Capote’s ball made history by bringing together celebrities, socialites, and politicians, as well as journalists, who drained the first of many wells of ink on the subject. The party honored Katharine Graham, and called for black-and-white attire and masks. Capote poured as much creative energy into its planning as he did into writing his books.
Tonight, the Christie’s ballroom will be wrapped in an artist’s rendering of the Plaza’s ballroom, and decorated with the hotel’s sconces, chairs, and dance floor – all items to be sold tomorrow.
The chairman of Christie’s, Stephen Lash, is filling Capote’s role as host, and there’s no honoree, but rather a corporate partner, Bentley Motors, which will be providing transportation for some guests.
On the guest list are people who attended Capote’s party, such as Phyllis Newman, Kenneth Jay Lane, Kitty Carlisle Hart, and Wendy Vanderbilt Lehman; baby boomer socialites, such as Jamee Gregory, who plans to wear a vintage Bill Blass dress “if it fits,” and members of the young set, such as Zani Gugelman and Lauren DuPont, who are planning to wear masks by Badgley Mischka. In other words, a predictable New York party crowd, varied in age but not so much in the worlds they come from.
“Obviously it will bring back some wonderful memories, and of course one will be comparing. But it’s unfair to compare what we’re going to see to the likes of Douglas Fairbanks dancing with Lauren Bacall,” the band leader who played that night and will play again tonight, Peter Duchin, said.
The author of a book on Capote’s party published this month, “The Party of the Century” (Wiley), Deborah Davis, said Capote picked the Plaza Hotel for its glamour and its favored status among writers such as F. Scott Fitzgerald, and because the ballroom was so intimate. “He definitely wanted his party to have that feeling, that it was private and not commercial,” Ms. Davis said.
The menu starts with black and white sweets – eclairs, lady fingers, and homemade white marshmallows striped with extra bittersweet chocolate – and finishes with a midnight breakfast – scrambled eggs, Plaza chicken hash, buckwheat blinis with creme fraiche and caviar, and lots of muffins.

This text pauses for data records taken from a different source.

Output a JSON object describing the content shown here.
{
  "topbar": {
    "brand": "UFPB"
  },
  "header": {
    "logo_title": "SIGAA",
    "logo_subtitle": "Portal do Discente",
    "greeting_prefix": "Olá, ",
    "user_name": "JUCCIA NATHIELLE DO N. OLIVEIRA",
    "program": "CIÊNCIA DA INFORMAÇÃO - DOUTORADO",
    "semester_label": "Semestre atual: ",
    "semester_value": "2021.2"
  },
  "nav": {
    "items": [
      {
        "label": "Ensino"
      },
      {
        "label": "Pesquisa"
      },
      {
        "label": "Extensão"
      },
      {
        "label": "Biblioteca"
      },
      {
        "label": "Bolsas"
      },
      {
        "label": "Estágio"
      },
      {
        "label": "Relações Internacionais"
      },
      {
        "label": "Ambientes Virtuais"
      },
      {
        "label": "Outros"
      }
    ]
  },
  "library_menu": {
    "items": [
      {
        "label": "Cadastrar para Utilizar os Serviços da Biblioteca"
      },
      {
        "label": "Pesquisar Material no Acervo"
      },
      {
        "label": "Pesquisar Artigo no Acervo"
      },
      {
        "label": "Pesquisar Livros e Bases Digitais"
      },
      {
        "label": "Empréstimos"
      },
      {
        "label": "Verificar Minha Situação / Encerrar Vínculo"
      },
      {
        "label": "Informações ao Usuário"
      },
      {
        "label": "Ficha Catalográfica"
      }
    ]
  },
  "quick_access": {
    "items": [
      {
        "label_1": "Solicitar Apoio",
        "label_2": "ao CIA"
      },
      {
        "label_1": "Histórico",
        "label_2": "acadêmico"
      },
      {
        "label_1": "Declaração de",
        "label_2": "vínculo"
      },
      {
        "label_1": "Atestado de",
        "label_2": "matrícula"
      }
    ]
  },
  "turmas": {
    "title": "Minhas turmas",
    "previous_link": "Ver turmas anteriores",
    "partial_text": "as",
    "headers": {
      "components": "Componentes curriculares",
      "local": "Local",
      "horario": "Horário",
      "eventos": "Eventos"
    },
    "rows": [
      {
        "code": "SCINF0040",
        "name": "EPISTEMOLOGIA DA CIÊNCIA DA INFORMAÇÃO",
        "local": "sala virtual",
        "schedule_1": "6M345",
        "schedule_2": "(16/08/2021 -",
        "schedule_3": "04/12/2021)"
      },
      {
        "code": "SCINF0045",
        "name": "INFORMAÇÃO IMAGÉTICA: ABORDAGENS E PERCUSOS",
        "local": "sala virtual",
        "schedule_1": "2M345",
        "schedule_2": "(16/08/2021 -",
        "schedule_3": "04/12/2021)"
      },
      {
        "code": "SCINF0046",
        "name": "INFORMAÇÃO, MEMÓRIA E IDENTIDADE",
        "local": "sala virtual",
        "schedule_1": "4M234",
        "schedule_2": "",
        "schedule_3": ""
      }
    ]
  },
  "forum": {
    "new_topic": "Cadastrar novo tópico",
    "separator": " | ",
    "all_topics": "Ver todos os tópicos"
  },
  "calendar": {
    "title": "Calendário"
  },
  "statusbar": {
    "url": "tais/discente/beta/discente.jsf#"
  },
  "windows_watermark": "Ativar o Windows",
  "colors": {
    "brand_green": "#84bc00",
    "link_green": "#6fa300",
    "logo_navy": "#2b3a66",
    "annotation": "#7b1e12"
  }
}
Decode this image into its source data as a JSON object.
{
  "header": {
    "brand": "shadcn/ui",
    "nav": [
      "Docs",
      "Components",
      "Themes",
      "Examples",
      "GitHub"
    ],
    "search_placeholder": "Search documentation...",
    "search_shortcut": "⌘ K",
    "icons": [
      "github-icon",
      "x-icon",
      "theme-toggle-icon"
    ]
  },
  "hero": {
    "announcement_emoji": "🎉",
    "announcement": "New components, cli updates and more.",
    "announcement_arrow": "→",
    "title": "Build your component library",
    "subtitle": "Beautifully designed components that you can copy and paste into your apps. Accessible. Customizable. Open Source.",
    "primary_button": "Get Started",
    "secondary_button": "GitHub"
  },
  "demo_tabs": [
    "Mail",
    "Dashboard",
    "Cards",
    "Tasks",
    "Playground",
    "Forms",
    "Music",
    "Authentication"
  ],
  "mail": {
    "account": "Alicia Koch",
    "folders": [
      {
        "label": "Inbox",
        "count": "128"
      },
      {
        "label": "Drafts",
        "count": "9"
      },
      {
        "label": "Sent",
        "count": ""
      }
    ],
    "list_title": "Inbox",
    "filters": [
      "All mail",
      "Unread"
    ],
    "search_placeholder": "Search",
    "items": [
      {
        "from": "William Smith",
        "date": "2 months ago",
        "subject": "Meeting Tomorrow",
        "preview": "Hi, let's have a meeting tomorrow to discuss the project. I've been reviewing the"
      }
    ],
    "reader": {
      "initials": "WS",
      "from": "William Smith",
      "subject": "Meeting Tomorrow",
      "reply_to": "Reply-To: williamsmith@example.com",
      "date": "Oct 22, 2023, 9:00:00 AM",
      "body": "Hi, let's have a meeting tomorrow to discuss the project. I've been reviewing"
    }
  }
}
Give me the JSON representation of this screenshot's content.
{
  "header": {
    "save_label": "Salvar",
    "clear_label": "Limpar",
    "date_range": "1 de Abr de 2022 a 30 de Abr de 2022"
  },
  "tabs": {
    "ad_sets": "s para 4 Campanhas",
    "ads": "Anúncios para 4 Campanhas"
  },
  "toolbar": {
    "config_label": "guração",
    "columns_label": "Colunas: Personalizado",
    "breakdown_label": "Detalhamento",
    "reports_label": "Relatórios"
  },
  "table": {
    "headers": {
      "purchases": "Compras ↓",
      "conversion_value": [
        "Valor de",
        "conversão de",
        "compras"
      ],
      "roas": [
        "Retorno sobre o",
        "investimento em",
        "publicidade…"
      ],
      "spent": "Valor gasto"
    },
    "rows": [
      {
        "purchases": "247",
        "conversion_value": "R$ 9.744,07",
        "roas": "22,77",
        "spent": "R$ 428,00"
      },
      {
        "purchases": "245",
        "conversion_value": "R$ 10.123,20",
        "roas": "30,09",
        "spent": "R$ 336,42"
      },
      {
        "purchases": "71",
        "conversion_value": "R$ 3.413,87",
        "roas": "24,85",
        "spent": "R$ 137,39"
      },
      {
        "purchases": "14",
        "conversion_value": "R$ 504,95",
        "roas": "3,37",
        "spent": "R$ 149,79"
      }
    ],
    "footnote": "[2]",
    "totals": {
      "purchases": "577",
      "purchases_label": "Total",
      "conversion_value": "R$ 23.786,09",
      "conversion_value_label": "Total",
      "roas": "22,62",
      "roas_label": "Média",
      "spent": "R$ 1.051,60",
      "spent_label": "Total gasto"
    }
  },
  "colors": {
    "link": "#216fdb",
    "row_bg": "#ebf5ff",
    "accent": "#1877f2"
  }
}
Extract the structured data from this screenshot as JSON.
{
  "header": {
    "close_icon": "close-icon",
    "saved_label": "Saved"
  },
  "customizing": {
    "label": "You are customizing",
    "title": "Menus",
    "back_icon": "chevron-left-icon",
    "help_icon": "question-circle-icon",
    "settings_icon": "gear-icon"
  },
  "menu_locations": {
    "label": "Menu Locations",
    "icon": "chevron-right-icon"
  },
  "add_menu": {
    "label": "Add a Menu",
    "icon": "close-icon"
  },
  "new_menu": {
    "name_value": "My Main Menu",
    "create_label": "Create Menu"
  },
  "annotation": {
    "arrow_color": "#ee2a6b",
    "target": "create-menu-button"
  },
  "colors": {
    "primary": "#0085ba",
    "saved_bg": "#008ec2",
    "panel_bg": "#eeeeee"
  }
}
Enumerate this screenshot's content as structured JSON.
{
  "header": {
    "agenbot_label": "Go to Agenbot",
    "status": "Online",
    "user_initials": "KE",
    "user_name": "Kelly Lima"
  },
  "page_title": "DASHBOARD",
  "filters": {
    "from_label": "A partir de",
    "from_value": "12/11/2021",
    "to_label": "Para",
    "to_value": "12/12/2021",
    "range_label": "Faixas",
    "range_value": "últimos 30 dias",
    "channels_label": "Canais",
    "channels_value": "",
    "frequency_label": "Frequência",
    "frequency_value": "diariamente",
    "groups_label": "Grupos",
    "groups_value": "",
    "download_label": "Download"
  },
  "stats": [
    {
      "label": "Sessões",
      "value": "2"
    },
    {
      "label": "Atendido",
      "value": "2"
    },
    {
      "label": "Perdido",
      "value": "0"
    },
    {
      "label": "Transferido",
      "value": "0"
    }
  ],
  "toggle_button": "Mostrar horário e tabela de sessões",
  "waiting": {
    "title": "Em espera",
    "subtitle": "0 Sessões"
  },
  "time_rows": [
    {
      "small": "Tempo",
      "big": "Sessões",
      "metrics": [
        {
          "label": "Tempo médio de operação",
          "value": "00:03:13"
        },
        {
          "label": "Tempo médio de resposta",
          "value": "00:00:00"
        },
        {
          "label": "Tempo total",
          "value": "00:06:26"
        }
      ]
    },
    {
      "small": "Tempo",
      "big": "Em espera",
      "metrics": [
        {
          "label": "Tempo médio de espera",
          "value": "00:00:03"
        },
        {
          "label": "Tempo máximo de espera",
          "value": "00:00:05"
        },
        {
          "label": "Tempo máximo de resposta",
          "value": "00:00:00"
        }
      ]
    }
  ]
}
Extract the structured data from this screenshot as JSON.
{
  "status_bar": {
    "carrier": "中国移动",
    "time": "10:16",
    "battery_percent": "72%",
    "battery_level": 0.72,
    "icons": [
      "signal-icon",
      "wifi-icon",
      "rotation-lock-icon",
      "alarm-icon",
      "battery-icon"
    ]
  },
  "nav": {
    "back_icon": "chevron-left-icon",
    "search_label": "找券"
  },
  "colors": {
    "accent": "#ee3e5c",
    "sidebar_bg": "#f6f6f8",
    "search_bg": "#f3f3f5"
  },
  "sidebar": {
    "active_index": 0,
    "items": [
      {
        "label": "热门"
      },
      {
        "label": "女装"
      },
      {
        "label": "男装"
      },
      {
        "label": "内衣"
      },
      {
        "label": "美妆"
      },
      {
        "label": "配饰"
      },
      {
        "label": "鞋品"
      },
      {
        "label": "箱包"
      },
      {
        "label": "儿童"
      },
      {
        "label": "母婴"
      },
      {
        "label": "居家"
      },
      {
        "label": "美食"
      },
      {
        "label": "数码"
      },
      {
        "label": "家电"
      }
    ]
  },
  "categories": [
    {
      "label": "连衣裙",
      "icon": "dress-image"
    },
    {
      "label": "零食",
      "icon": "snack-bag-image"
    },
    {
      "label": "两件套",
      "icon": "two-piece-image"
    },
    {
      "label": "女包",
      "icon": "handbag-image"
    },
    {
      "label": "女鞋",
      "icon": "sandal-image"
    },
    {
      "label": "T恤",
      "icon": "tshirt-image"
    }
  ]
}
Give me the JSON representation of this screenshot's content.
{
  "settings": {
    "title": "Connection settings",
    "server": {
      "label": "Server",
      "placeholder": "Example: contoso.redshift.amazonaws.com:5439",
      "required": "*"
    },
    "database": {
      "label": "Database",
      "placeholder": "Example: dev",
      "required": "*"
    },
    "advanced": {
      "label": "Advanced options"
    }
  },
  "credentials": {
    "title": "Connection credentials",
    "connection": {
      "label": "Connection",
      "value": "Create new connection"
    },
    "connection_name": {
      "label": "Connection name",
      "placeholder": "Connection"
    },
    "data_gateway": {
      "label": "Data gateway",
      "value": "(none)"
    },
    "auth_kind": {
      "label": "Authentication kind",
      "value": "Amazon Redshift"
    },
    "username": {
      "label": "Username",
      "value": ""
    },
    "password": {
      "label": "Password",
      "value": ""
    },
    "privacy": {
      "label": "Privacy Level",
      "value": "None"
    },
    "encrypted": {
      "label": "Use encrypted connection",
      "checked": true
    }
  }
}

The event is by invitation only, and doesn’t even require the purchase of a ticket. The sale, however, is open to all comers.
Of the items in the auction, Ms. Davis is most attached to the mirrors. “So many of the photographs from the party show the guests adjusting their masks in the mirror. It makes you think about all of the people over the years who have looked in those mirrors and may be looking back at you,” Ms. Davis said.
Alas, with little room in her Montclair, N.J., home, she’s thinking of buying something more practical. “I’ll probably wind up bidding on the copper pots and pans. Both my husband and I cook,” Ms. Davis said.
And if there’s any justice, some young female Eloise fan will wind up with the pair of her red shoes. “I saw a girl looking at them Sunday, and I’m sure her parents will be back. Forget Manolo Blahnik. That girl wanted those shoes,” Ms. Davis said.
While the decorating authority Ms. Gregory said she doubts the auction items will make their way into the fabulous Park and Fifth Avenue residences profiled in her book, “New York Apartments” (Rizzoli), ritzy interior designers are taking an interest.
“We’re definitely going to the auction,” a spokeswoman for the event and interior design firm Antony Todd, Caroline Kramer, said.
The interior designer John Barman said he was looking at the chandeliers. “Too bad I just finished decorating my client Neil Simon’s place,” Mr. Barman said. Mr. Simon, the playwright, wrote “Plaza Suite,” the play and film set at the hotel.
Because of the emotional factor in the auction, it’s difficult to predict what items will go for. But it’s clear that a piece of the old Plaza will be cheaper than the new. Apartments – scheduled for occupancy in early 2007, the building’s centennial year – are priced at $2 million to $33 million.